Hij hield zo intens van zijn vrouw als hij ooit van haar had gehouden, en hij voelde zich vernederd omdat ze onmiddellijk contact kon leggen met mensen die het moeilijk hadden. Op dat moment wist hij dat hij zelf degene was die hun huwelijk in gevaar had gebracht doordat hij het typische ego van een politieman aan de dag had gelegd, een steeds grotere minachting voor de gebreken en zwakheden van mensen.
Hij stak zijn hand uit en streek over Laurens wang, en toen Celeste dat gebaar zag, wendde ze meteen haar ogen af.
Ze keek naar de straat, waar een praalwagen in de vorm van een honkbalhandschoen voorbijkwam, aan alle kanten omringd door Little Leaguers en T-ball-teams. De kinderen straalden en zwaaiden en genoten van de bewonderende blikken.

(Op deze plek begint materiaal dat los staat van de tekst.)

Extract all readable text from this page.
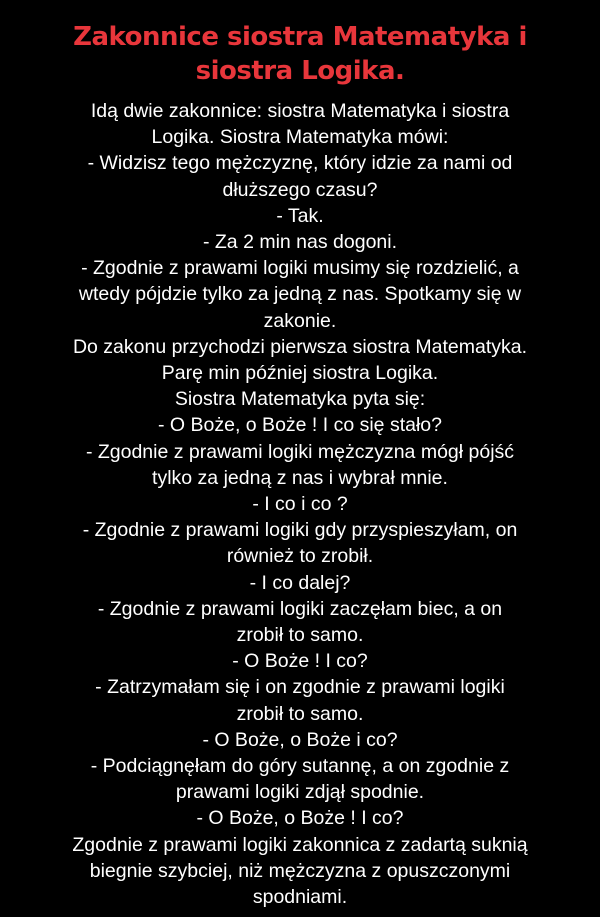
Zakonnice siostra Matematyka i
siostra Logika.
Idą dwie zakonnice: siostra Matematyka i siostra
Logika. Siostra Matematyka mówi:
- Widzisz tego mężczyznę, który idzie za nami od
dłuższego czasu?
- Tak.
- Za 2 min nas dogoni.
- Zgodnie z prawami logiki musimy się rozdzielić, a
wtedy pójdzie tylko za jedną z nas. Spotkamy się w
zakonie.
Do zakonu przychodzi pierwsza siostra Matematyka.
Parę min później siostra Logika.
Siostra Matematyka pyta się:
- O Boże, o Boże ! I co się stało?
- Zgodnie z prawami logiki mężczyzna mógł pójść
tylko za jedną z nas i wybrał mnie.
- I co i co ?
- Zgodnie z prawami logiki gdy przyspieszyłam, on
również to zrobił.
- I co dalej?
- Zgodnie z prawami logiki zaczęłam biec, a on
zrobił to samo.
- O Boże ! I co?
- Zatrzymałam się i on zgodnie z prawami logiki
zrobił to samo.
- O Boże, o Boże i co?
- Podciągnęłam do góry sutannę, a on zgodnie z
prawami logiki zdjął spodnie.
- O Boże, o Boże ! I co?
Zgodnie z prawami logiki zakonnica z zadartą suknią
biegnie szybciej, niż mężczyzna z opuszczonymi
spodniami.
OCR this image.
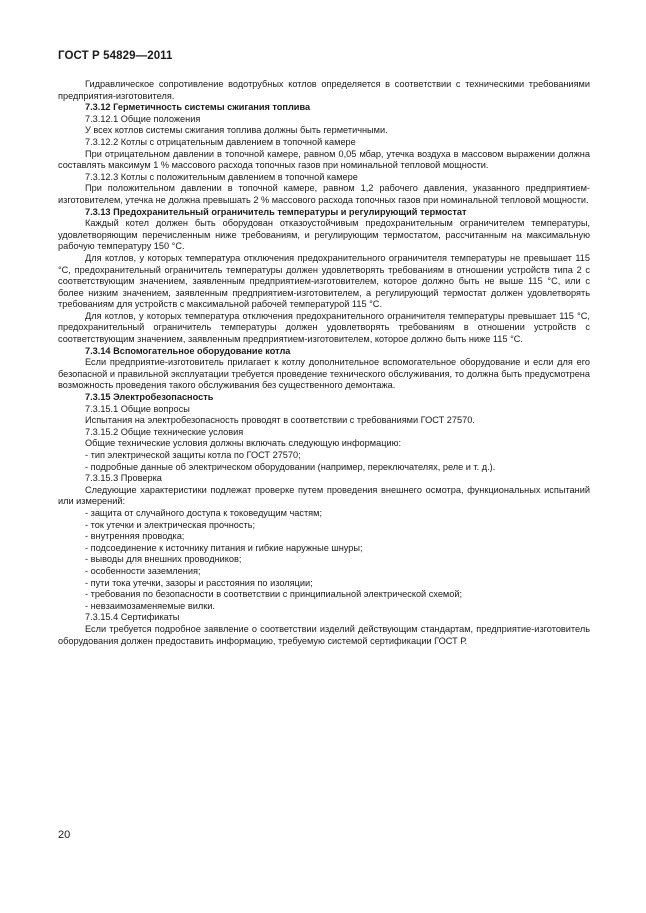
ГОСТ Р 54829—2011

Гидравлическое сопротивление водотрубных котлов определяется в соответствии с техническими требованиями предприятия-изготовителя.

7.3.12 Герметичность системы сжигания топлива

7.3.12.1 Общие положения

У всех котлов системы сжигания топлива должны быть герметичными.

7.3.12.2 Котлы с отрицательным давлением в топочной камере

При отрицательном давлении в топочной камере, равном 0,05 мбар, утечка воздуха в массовом выражении должна составлять максимум 1 % массового расхода топочных газов при номинальной тепловой мощности.

7.3.12.3 Котлы с положительным давлением в топочной камере

При положительном давлении в топочной камере, равном 1,2 рабочего давления, указанного предприятием-изготовителем, утечка не должна превышать 2 % массового расхода топочных газов при номинальной тепловой мощности.

7.3.13 Предохранительный ограничитель температуры и регулирующий термостат

Каждый котел должен быть оборудован отказоустойчивым предохранительным ограничителем температуры, удовлетворяющим перечисленным ниже требованиям, и регулирующим термостатом, рассчитанным на максимальную рабочую температуру 150 °С.

Для котлов, у которых температура отключения предохранительного ограничителя температуры не превышает 115 °С, предохранительный ограничитель температуры должен удовлетворять требованиям в отношении устройств типа 2 с соответствующим значением, заявленным предприятием-изготовителем, которое должно быть не выше 115 °С, или с более низким значением, заявленным предприятием-изготовителем, а регулирующий термостат должен удовлетворять требованиям для устройств с максимальной рабочей температурой 115 °С.

Для котлов, у которых температура отключения предохранительного ограничителя температуры превышает 115 °С, предохранительный ограничитель температуры должен удовлетворять требованиям в отношении устройств с соответствующим значением, заявленным предприятием-изготовителем, которое должно быть ниже 115 °С.

7.3.14 Вспомогательное оборудование котла

Если предприятие-изготовитель прилагает к котлу дополнительное вспомогательное оборудование и если для его безопасной и правильной эксплуатации требуется проведение технического обслуживания, то должна быть предусмотрена возможность проведения такого обслуживания без существенного демонтажа.

7.3.15 Электробезопасность

7.3.15.1 Общие вопросы

Испытания на электробезопасность проводят в соответствии с требованиями ГОСТ 27570.

7.3.15.2 Общие технические условия

Общие технические условия должны включать следующую информацию:

- тип электрической защиты котла по ГОСТ 27570;

- подробные данные об электрическом оборудовании (например, переключателях, реле и т. д.).

7.3.15.3 Проверка

Следующие характеристики подлежат проверке путем проведения внешнего осмотра, функциональных испытаний или измерений:

- защита от случайного доступа к токоведущим частям;

- ток утечки и электрическая прочность;

- внутренняя проводка;

- подсоединение к источнику питания и гибкие наружные шнуры;

- выводы для внешних проводников;

- особенности заземления;

- пути тока утечки, зазоры и расстояния по изоляции;

- требования по безопасности в соответствии с принципиальной электрической схемой;

- невзаимозаменяемые вилки.

7.3.15.4 Сертификаты

Если требуется подробное заявление о соответствии изделий действующим стандартам, предприятие-изготовитель оборудования должен предоставить информацию, требуемую системой сертификации ГОСТ Р.

20
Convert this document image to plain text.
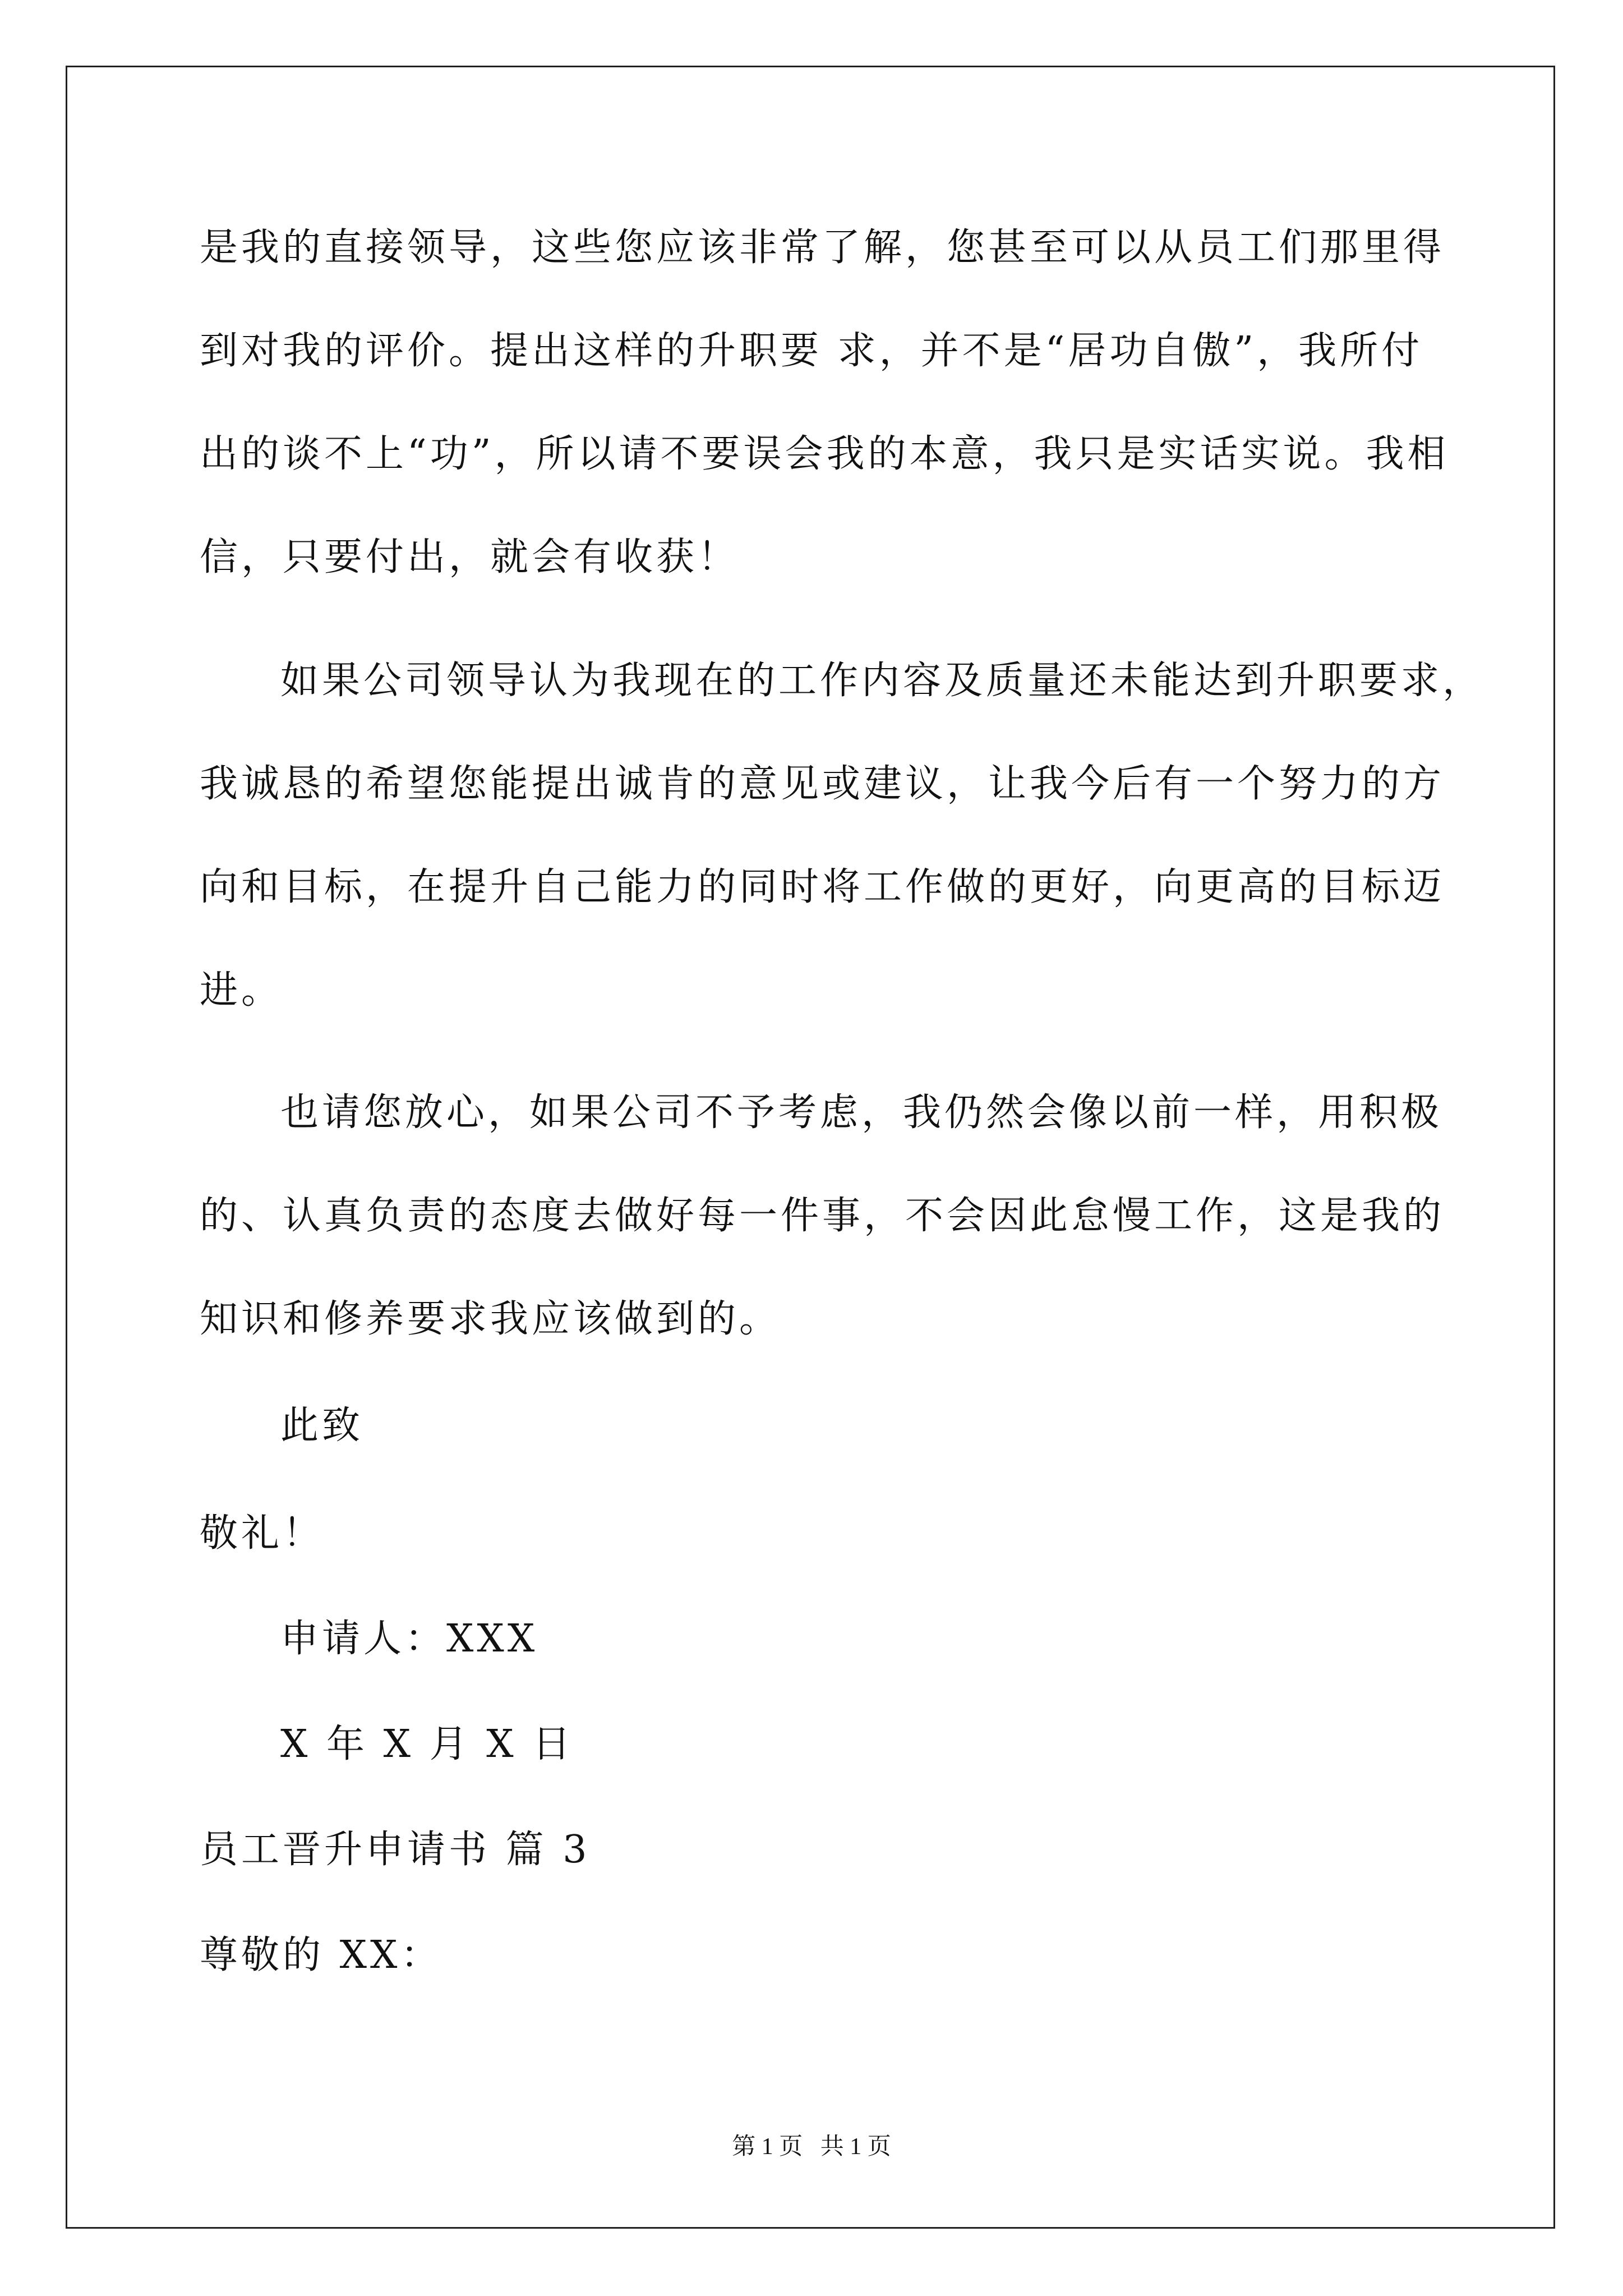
是我的直接领导，这些您应该非常了解，您甚至可以从员工们那里得
到对我的评价。提出这样的升职要 求，并不是“居功自傲”，我所付
出的谈不上“功”，所以请不要误会我的本意，我只是实话实说。我相
信，只要付出，就会有收获！
如果公司领导认为我现在的工作内容及质量还未能达到升职要求，
我诚恳的希望您能提出诚肯的意见或建议，让我今后有一个努力的方
向和目标，在提升自己能力的同时将工作做的更好，向更高的目标迈
进。
也请您放心，如果公司不予考虑，我仍然会像以前一样，用积极
的、认真负责的态度去做好每一件事，不会因此怠慢工作，这是我的
知识和修养要求我应该做到的。
此致
敬礼！
申请人：XXX
X 年 X 月 X 日
员工晋升申请书 篇 3
尊敬的 XX：
第 1 页   共 1 页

Iets aan die praalwagen joeg een huivering door Sean heen. Misschien leek het of die honkbalhandschoen de kinderen niet omvatte maar op het punt stond ze te smoren, terwijl die kinderen daar niets van merkten en gewoon bleven lachen.
Op één na. Hij was ingetogen en hield zijn blik op zijn schoenen gericht. Sean herkende hem onmiddellijk. Daves zoon.
‘Michael!’ Celeste zwaaide naar hem, maar de jongen keek niet om. Hij hield zijn blik neergeslagen, ook al riep ze zijn naam opnieuw. ‘Michael, schat! Kijk dan! Michael!’
De praalwagen reed door, en Celeste bleef roepen, en haar zoon weigerde in haar richting te kijken. Sean kon een jonge Dave in de schouders van de jongen zien, in de omlaag gerichte kin, zijn bijna delicate knappe uiterlijk.
‘Michael!’ riep Celeste. Ze trok weer aan haar vingers en stapte van het trottoir af.
De praalwagen was voorbij, maar Celeste bleef hem volgen. Ze bewoog zich door de menige en zwaaide en riep de naam van haar zoon.
Sean voelde dat Lauren zijn arm streelde, en hij keek naar Jimmy, die aan de overkant stond. Al zou hij er de rest van zijn leven over doen, hij zou Jimmy’s ondergang bewerkstelligen. Zie je me, Jimmy? Kom op. Kijk nog maar eens naar me.
En Jimmy keek om. Hij glimlachte naar Sean.
Sean bracht zijn hand omhoog, stak zijn wijsvinger uit en hield zijn duim als de haan van een pistool. Toen liet hij de duim zakken en schoot.
Jimmy’s glimlach werd nog breder.
‘Wie was die vrouw?’ zei Lauren.
Sean keek naar Celeste, die nog langs de rij toeschouwers draafde. De praalwagen werd al kleiner in de verte, maar hij zag haar jas nog achter haar aan klapperen.
‘Iemand die haar man heeft verloren,’ zei Sean.
En hij dacht aan Dave Boyle, en hij wou dat hij hem op dat biertje had getrakteerd, zoals hij op de tweede dag van het onderzoek had beloofd. Hij wou dat hij aardiger voor hem was geweest toen ze kinderen waren, en dat Daves vader hem niet in de steek had gelaten, en dat zijn moeder niet gek was geweest, en dat hem niet zoveel erge dingen waren overkomen. Toen hij daar langs de route van de optocht stond, met zijn vrouw en kind, wenste hij een heleboel dingen voor Dave Boyle. Maar hij wenste vooral dat Dave rust vond. Meer dan alles hoopte hij dat Dave, waar hij ook was, eindelijk een beetje rust zou vinden.